Poach and finish with hot oil
Slide in fish slices and stop stirring once they turn opaque. Top with chilies, peppercorns, garlic, and scallion, then pour hot oil over them.
Substitutions and safety
Before you improvise
Use the substitutions as controlled changes rather than random swaps. Keep the same cooking method, keep the sauce balance close, and use the safety notes when changing protein, reheating leftovers, or holding the dish for later.
Substitutions
- Use tilapia, sole, cod, or swai as long as the slices are thin and even.
- Use dried green Sichuan peppercorns if fresh peppercorns are unavailable.
- Add glass noodles or bean sprouts under the fish for a fuller bowl.
- Use less dried chili for a sour-forward version with mild heat.
Safety notes
- Cook fish until opaque and steaming hot.
- Keep raw fish separate from ready-to-eat herbs and garnishes.
- Refrigerate leftovers promptly and reheat gently to avoid shredding the fish.
Serving and storage
Finish the meal well
Serve Suan Cai Yu Sichuan Fish Soup while chilies and peppercorns sizzle briefly without burning.
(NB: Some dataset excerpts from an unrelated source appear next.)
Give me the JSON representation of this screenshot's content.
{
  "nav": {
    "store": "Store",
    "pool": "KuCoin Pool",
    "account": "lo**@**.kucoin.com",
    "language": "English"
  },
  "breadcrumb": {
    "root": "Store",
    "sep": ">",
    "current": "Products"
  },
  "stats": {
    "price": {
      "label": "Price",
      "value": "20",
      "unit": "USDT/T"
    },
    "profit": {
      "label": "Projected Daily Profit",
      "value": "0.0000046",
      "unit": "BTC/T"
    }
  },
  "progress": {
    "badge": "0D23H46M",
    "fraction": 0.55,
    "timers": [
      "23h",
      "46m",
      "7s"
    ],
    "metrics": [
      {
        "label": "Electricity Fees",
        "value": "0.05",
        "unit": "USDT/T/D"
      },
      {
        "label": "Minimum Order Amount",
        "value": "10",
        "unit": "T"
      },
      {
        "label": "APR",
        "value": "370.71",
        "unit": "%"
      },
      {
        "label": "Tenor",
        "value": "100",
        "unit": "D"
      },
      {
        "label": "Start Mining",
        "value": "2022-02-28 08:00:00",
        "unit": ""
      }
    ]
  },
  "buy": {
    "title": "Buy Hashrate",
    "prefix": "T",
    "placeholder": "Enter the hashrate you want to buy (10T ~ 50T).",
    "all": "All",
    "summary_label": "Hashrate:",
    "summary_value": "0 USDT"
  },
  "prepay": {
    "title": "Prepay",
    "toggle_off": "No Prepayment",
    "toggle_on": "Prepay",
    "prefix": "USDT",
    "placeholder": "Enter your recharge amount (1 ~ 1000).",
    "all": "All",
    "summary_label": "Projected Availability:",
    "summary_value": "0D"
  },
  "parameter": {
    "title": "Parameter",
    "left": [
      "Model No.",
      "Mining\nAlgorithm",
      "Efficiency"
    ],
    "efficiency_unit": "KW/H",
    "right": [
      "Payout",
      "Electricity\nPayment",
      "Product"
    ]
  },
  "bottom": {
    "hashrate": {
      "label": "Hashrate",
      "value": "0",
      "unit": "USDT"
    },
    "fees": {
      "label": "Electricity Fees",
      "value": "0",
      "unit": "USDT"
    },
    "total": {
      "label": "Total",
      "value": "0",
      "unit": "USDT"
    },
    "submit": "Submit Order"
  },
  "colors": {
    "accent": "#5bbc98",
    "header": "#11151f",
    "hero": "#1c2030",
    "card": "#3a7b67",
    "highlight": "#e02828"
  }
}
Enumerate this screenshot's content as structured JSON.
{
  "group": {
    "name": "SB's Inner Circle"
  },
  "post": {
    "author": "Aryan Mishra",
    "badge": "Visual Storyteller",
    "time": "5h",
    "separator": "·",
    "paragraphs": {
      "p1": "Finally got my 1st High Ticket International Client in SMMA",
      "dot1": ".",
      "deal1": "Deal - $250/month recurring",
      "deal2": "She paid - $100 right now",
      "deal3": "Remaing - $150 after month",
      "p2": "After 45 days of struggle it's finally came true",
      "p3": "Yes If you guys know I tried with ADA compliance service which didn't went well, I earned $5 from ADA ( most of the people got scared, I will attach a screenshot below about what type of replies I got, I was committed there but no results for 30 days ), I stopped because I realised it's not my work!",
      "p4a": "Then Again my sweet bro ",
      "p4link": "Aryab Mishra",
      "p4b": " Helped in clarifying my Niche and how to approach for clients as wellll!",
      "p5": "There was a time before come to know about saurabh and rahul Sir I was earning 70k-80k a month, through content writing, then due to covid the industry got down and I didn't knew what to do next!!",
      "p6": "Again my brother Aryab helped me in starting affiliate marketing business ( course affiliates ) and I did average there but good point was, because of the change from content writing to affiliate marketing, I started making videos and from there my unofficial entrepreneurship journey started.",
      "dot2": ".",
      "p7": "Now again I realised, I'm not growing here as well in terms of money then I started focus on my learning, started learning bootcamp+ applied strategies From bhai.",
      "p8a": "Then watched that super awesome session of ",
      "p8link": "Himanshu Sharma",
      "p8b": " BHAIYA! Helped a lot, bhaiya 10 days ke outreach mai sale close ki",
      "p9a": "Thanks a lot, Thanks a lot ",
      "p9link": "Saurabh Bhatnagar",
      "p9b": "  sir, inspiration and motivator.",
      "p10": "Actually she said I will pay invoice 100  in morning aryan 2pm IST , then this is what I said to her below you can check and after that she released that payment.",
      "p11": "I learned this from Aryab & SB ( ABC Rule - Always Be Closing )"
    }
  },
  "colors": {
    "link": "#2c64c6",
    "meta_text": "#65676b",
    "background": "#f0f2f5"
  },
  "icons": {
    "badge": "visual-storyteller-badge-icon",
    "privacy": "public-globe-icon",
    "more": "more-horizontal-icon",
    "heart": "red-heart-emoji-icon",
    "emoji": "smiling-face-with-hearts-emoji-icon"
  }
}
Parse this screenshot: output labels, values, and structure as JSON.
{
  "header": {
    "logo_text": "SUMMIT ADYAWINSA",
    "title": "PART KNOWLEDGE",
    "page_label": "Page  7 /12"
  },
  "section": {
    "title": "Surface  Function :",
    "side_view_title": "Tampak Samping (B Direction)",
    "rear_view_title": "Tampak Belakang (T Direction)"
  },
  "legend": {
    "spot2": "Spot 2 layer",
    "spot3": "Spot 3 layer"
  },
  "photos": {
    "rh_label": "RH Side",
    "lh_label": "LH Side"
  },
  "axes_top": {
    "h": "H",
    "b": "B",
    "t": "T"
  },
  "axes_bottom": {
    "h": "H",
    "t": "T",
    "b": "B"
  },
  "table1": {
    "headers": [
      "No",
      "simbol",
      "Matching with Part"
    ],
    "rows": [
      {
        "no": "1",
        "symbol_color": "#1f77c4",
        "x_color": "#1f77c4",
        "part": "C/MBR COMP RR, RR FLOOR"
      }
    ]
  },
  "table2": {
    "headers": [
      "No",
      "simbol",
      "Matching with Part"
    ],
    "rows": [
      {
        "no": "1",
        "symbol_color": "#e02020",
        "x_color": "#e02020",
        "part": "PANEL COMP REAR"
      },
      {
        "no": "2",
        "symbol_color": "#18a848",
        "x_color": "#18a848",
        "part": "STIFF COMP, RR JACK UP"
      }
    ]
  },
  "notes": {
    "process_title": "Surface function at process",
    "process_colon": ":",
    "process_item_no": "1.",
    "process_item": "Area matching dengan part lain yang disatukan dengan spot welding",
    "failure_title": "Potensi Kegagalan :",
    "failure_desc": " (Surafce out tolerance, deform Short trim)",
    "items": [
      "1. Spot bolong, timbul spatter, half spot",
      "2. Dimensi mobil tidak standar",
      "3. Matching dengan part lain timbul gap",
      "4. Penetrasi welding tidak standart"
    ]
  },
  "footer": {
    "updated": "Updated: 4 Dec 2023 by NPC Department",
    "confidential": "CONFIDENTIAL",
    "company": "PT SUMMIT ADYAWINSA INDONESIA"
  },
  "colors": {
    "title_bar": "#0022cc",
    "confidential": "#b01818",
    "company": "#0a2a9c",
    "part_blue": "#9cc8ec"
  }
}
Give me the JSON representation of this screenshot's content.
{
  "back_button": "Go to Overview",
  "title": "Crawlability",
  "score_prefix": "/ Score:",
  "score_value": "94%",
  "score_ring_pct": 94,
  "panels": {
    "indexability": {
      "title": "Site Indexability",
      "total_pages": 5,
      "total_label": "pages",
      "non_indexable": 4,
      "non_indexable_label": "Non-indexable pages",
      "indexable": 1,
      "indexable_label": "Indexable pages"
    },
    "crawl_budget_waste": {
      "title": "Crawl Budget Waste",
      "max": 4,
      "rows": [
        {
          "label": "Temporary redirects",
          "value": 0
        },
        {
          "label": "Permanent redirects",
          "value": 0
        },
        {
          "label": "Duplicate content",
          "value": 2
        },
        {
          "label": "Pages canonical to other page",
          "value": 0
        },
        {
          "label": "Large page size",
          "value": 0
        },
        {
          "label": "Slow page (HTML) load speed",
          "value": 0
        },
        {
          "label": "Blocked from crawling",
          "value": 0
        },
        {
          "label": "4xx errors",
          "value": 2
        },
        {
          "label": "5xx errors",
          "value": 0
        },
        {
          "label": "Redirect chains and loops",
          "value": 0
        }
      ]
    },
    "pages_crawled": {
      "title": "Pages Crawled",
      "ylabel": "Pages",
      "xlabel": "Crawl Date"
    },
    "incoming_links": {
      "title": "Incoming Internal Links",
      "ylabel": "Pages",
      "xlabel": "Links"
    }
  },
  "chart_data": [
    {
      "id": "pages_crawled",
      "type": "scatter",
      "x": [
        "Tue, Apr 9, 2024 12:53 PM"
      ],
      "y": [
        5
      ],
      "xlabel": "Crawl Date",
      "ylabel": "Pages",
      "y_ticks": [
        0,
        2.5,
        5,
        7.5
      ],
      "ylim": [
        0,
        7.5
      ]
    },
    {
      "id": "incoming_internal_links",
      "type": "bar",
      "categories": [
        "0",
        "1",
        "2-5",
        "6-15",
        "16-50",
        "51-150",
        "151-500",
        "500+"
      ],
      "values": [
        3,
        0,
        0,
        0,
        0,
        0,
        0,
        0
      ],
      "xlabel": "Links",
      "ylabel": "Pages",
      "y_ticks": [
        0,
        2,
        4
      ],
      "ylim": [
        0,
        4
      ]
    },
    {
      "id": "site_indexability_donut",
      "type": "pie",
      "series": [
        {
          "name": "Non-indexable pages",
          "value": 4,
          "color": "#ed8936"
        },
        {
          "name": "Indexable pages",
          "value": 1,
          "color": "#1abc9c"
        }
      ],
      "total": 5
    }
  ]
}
If you are cooking ahead, cool leftovers quickly, keep the sauce or cooking liquid with the main ingredients, and reheat gently so the texture stays close to the first serving.
FAQ
Common questions
What is suan cai yu?
It is Sichuan fish with pickled mustard greens: tender fish slices in a hot, sour, savory broth often finished with chilies and Sichuan peppercorn oil.
Why did my fish fall apart?
The slices were too thin, the broth boiled too hard, or the fish was stirred after adding. Slide it in gently and let the heat set it.
Should I rinse the pickled mustard greens?
Usually yes. Rinsing or brief soaking controls saltiness, then stir-frying brings back aroma before simmering.
Is this the same as sweet vinegar fish?
No. The exact image shows a spicy sour fish soup, so the page now targets suan cai yu instead of the old sweet vinegar fish title.